Ævar Arnfjörð Bjarmason <avarab@xxxxxxxxx> · Fri, 05 Nov 2021 09:35:24 +0100

On Thu, Nov 04 2021, Neeraj Singh wrote:

> On Thu, Nov 04, 2021 at 02:24:26PM -0700, Junio C Hamano wrote:
>> Ævar Arnfjörð Bjarmason <avarab@xxxxxxxxx> writes:
>> 
>> > I think it would probably be best to create a git_fsync_fd() function
>> > which is non-fatal and has that config/while loop, and have
>> > fsync_or_die() be a "..or die()" wrapper around that, then you could
>> > call that git_fsync_fd() here.
>> 
>> Adding git_fsync_fd() smells like a poor taste, as git_fsync() takes
>> an fd already.  How about making the current one into a static helper
>> 
>> 	-int git_fsync(int fd, enum fsync_action action)
>> 	+static int git_fsync_once(int fd, enum fsync_action action)
>> 	 ...
>> 
>> and then hide the looping behavior behind git_fsync() proper?
>> 
>>         int git_fsync(int fd, enum fsync_action action)
>>         {
>>                 while (git_fsync_once(fd, action) < 0)
>>                         if (errno != EINTR)
>>                                 return -1;
>>                 return 0;
>>         }
>> 
>> fsync_or_die() can be simplified by getting rid of its loop.
>> 
>> None of that needs to block Patrick's work, I think.  A version that
>> uses raw fsync() and punts on EINTR can graduate first, which makes
>> the situation better than the status quo, and all the ongoing work
>> that deal with fsync can be extended with an eye to make it also
>> usable to replace the fsync() call Patrick's fix adds.
>
> Is there some reason we shouldn't die if writing the ref fails? We are
> already accustomed to dying if fsyncing a packfile or the index fails.
>
> I assume the number of refs updated is not that high on any given git
> operation, so it's not worth having a batch mode for this eventually.

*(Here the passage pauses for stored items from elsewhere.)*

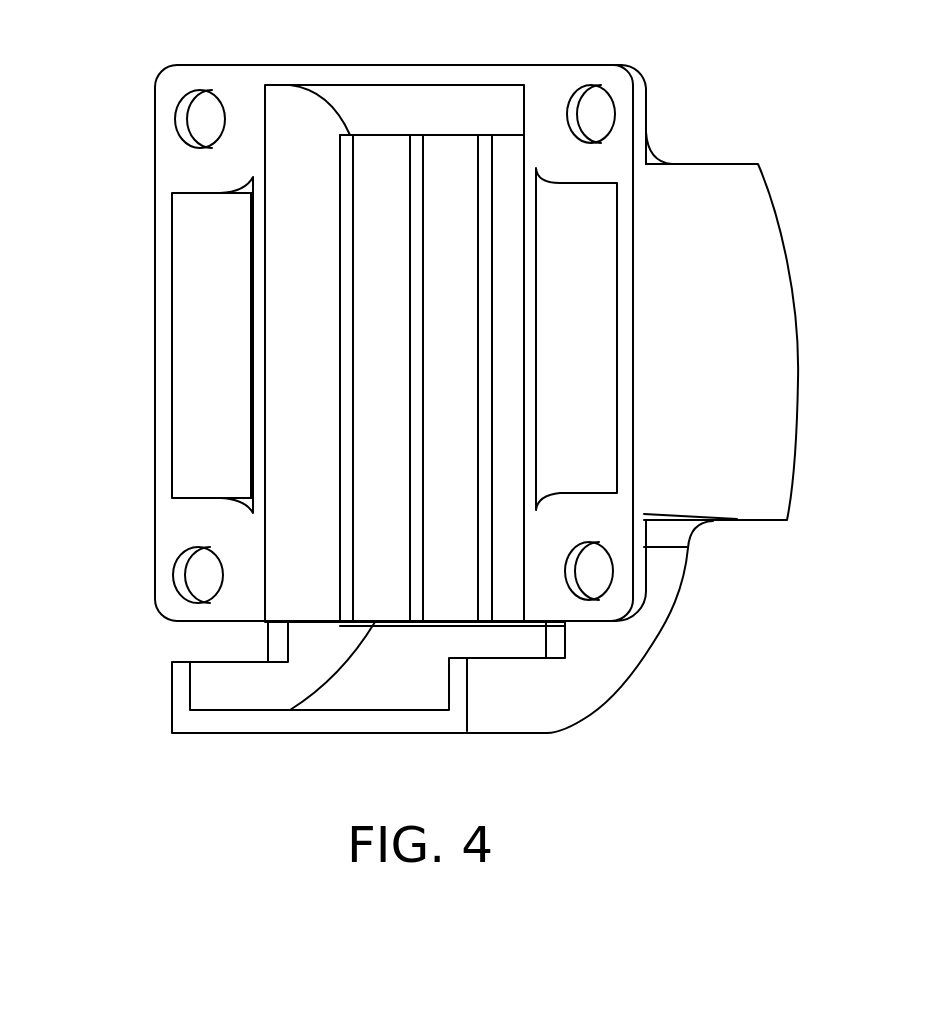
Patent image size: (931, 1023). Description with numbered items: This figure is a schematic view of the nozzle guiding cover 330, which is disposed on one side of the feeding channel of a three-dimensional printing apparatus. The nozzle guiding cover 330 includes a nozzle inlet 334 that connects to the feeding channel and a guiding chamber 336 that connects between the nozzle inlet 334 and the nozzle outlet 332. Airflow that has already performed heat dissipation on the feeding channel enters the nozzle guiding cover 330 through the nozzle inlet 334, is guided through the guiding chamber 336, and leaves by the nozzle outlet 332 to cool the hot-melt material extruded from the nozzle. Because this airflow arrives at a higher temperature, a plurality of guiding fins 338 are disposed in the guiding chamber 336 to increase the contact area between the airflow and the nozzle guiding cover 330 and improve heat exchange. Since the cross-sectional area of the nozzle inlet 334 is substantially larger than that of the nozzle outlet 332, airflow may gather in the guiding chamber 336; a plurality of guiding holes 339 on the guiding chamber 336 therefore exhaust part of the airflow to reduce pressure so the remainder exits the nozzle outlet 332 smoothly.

The nozzle guiding cover 330 is at (838, 788).
The nozzle outlet 332 is at (277, 690).
The nozzle inlet 334 is at (304, 110).
The guiding chamber 336 is at (452, 462).
The guiding fins 338 is at (345, 453).
The guiding holes 339 is at (183, 310).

Others have mostly touched on this, but usually (always?) we're about to
die anyway, but by not calling die() here we'll die with a less crappy
message.

I.e. this bit:

    strbuf_addf(err, [...]

Is effectively a deferred die() in most (all?) cases, and be passed up
to the ref update code. because instead of a nondescript message like:

    fsync: failed somewhere

We want:

    couldn't update ref xyz to OID abc: fsync failed

Or similar. 

Hrm, actually having written the above there's a really good reason not
to die, which is that fsync can return ENOSPC.

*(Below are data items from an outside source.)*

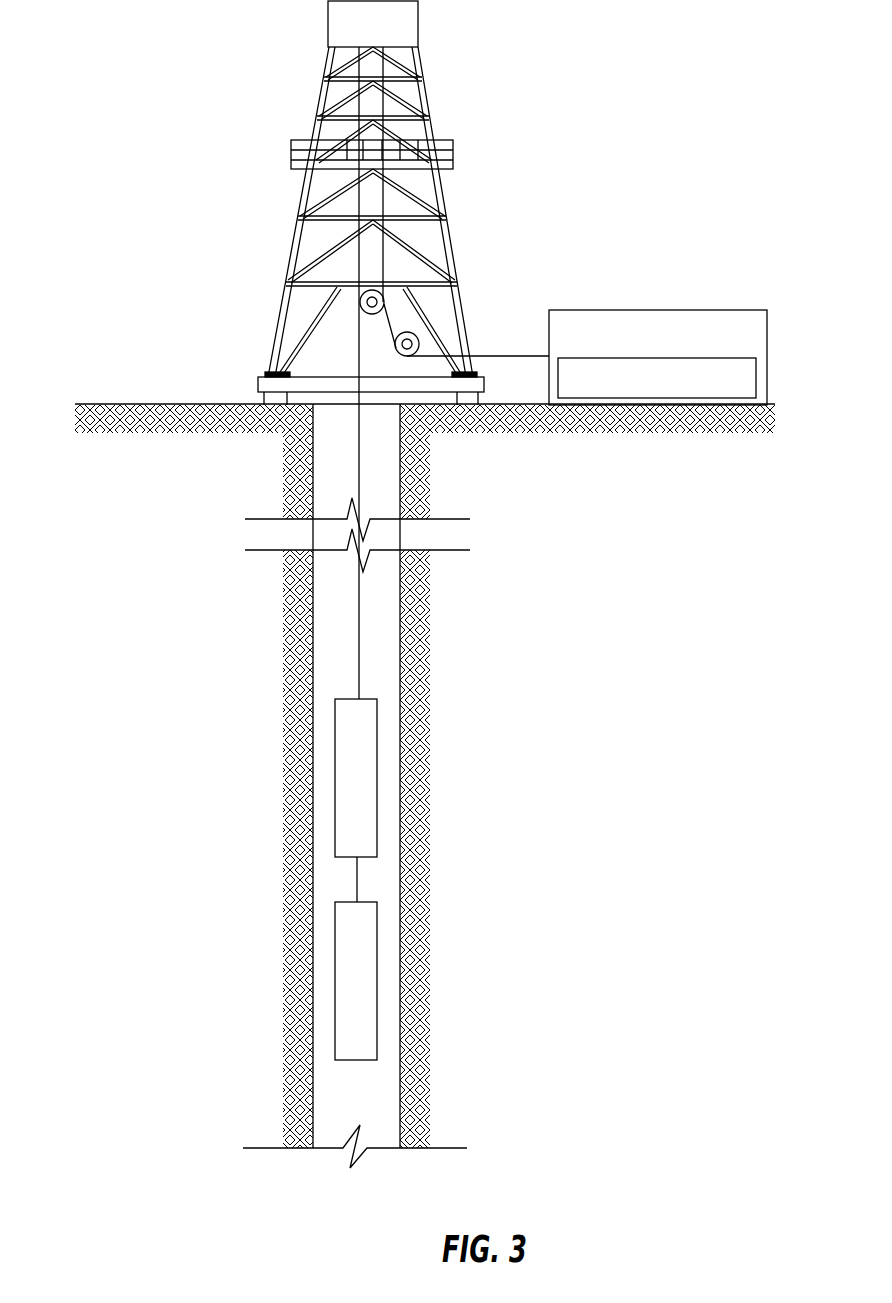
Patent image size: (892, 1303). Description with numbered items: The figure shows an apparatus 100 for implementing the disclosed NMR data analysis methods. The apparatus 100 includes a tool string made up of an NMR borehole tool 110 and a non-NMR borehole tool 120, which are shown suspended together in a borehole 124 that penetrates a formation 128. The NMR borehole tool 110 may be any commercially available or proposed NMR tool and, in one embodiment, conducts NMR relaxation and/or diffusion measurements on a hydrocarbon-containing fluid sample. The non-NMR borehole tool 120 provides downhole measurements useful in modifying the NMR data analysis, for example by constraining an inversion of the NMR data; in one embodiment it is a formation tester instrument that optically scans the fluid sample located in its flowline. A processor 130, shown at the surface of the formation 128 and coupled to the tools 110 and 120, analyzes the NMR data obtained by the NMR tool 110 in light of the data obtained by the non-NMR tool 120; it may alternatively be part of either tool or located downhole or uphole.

The apparatus 100 is at (592, 432).
The NMR borehole tool 110 is at (378, 773).
The non-NMR borehole tool 120 is at (378, 988).
The borehole 124 is at (403, 640).
The formation 128 is at (413, 685).
The processor 130 is at (658, 357).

So if we're in the middle of a transaction and have created and written
the lockfile we might only notice that the disk has is full when we do
the fsync().

In that case we'll (or should, I didn't check just now) unroll the ref
transaction, and delete the *.lock files we created, which presumably
will succeed in that scenario.

So calling die() at this level is the difference between leaving the
repo in an inconsistent state due to a disk error, and something like
"git fetch --atomic" gracefully failing.